Short Story Of the Day (flash piece), Sam is a Writer by Bill Chance

“What really knocks me out is a book that, when you’re all done reading it, you wish the author that wrote it was a terrific friend of yours and you could call him up on the phone whenever you felt like it. That doesn’t happen much, though.”
― J.D. Salinger, The Catcher in the Rye

The Window at Molly’s, the street (Decatur) unusually quiet, with notebook, vintage Esterbrook pen, and Molly’s frozen Irish Coffee

I have been feeling in a deep hopeless rut lately, and I’m sure a lot of you have too. After writing another Sunday Snippet I decided to set an ambitious goal for myself. I’ll write a short piece of fiction every day and put it up here. Obviously, quality will vary – you get what you get. Length too – I’ll have to write something short on busy days. They will be raw first drafts and full of errors.
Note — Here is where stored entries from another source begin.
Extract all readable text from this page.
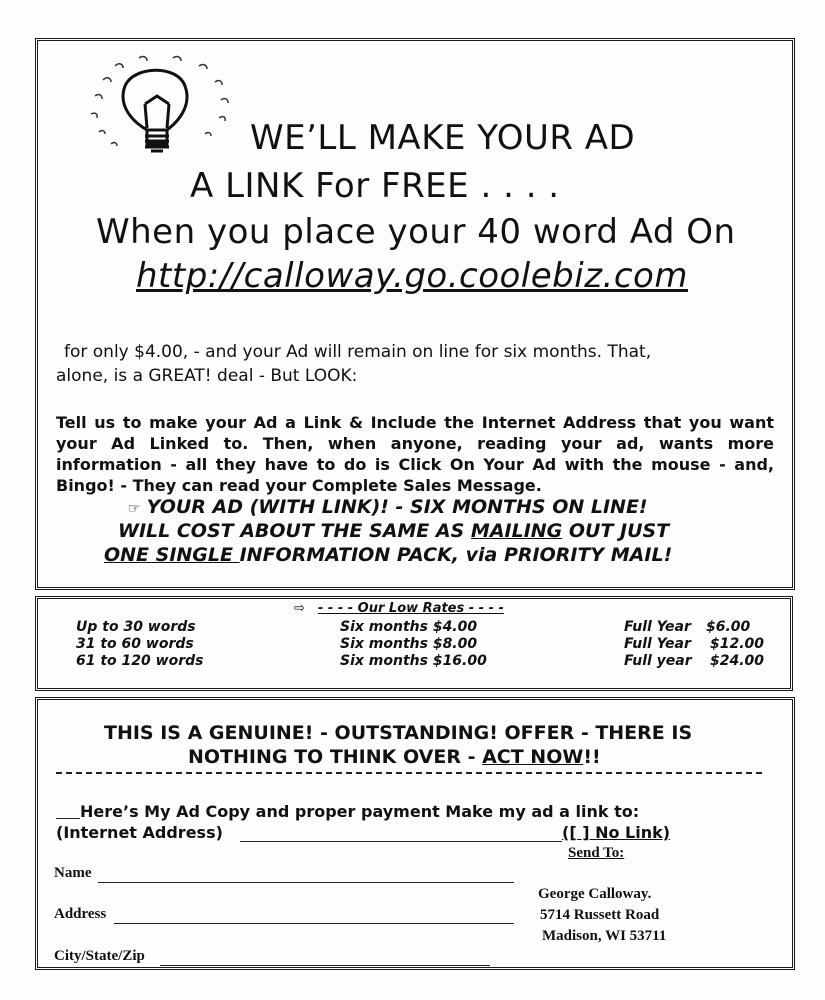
WE’LL MAKE YOUR AD
A LINK For FREE . . . .
When you place your 40 word Ad On
http://calloway.go.coolebiz.com
for only $4.00, - and your Ad will remain on line for six months. That,
alone, is a GREAT! deal - But LOOK:
Tell us to make your Ad a Link & Include the Internet Address that you want your Ad Linked to. Then, when anyone, reading your ad, wants more information - all they have to do is Click On Your Ad with the mouse - and, Bingo! - They can read your Complete Sales Message.
☞ YOUR AD (WITH LINK)! - SIX MONTHS ON LINE!
WILL COST ABOUT THE SAME AS MAILING OUT JUST
ONE SINGLE INFORMATION PACK, via PRIORITY MAIL!
⇨ - - - - Our Low Rates - - - -
Up to 30 words	Six months $4.00	Full Year $6.00
31 to 60 words	Six months $8.00	Full Year $12.00
61 to 120 words	Six months $16.00	Full year $24.00
THIS IS A GENUINE! - OUTSTANDING! OFFER - THERE IS
NOTHING TO THINK OVER - ACT NOW!!
Here’s My Ad Copy and proper payment Make my ad a link to:
(Internet Address)	([ ] No Link)
Send To:
Name
Address
City/State/Zip
George Calloway.
5714 Russett Road
Madison, WI 53711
I’m not sure how long I can keep it up… I do write quickly, but coming up with an idea every day will be a difficult challenge. So far so good. Maybe a hundred in a row might be a good, achievable, and tough goal.

Here’s another one for today (#41). What do you think? Any comments, criticism, insults, ideas, prompts, abuse … anything is welcome. Feel free to comment or contact me.

Thanks for reading.


Over the last few summers I have gone to New Orleans for a Writing Marathon. Even though last year’s was a disaster – I always look forward to it a lot. Let’s see – I learned about the New Orleans Writing Marathon on November 11, 2012 when Candy ran into one of the participants at breakfast at St. Vincent’s Guest House.

Obviously, it was not going to be possible to pull this off live this year. So they did a virtual writing event instead. It was fun, not as fun as the real thing, but cool nonetheless. We did three writing sessions –  one10 minutes, and two 20 or so.  That gives me three entries. I did edit them a bit and change the point of view. It is what it is.


Sam is a writer.

Everyone has their addiction. There are dope addicts with their needles and pipes. Exercise addicts – skinny and sweat. Alcoholics, foodies and bulimics.

You don’t get to decide if you are an addict or not – if you think you are, you are, if you don’t think you’re an addict – well, addicts don’t always know they are addicts. Denial isn’t just a river in Egypt.

When Sam was young he said that since everyone is an addict it was important to pick a good addiction. Now, older, he’s not even sure that you can choose your addiction. Yeah, maybe you can steer your course a little one way or another – but for the most part you don’t choose your addiction, your addiction chooses you.

Sam is a writing addict. There are all the hallmarks. There two stacks of Moleskines – one stack are full books, the others waiting. There are tins full of fountain pens. There are three laptops and a crazy portable keyboard. There are two computers, one set up in such a way that it can only be used as a word processor.

He can’t go to sleep at night unless he has written at least an hour. He can’t, really. He’s tried. When Sam is hit by writer’s block it’s like a junkie with no heroin in town. Horrible. Withdrawls.

Sometime the withdrawal is so painful Sam is forced to pull a Jack Torrance – His sentence of choice is The quick brown fox jumps over the lazy dog…. Written over and over again. It has all the letters at least. But it isn’t satisfying, it is like a vampire with only raw hamburger.

So Sam writes. Does He write well? Usually not. But there is that rush when He falls into the writing and the world disappears. The rush. Another addict’s word.

That’s Sam’s addiction. Word Counts – hours spent scribbling.

But now Sam needs to change his addiction. He needs to get addicted to editing. Because writing isn’t really writing. Writing is typing. Editing is writing. But in Editing there is no rush – except maybe when you are finished – and Sam is never finished.

That’s what an addiction is all about. Never finished.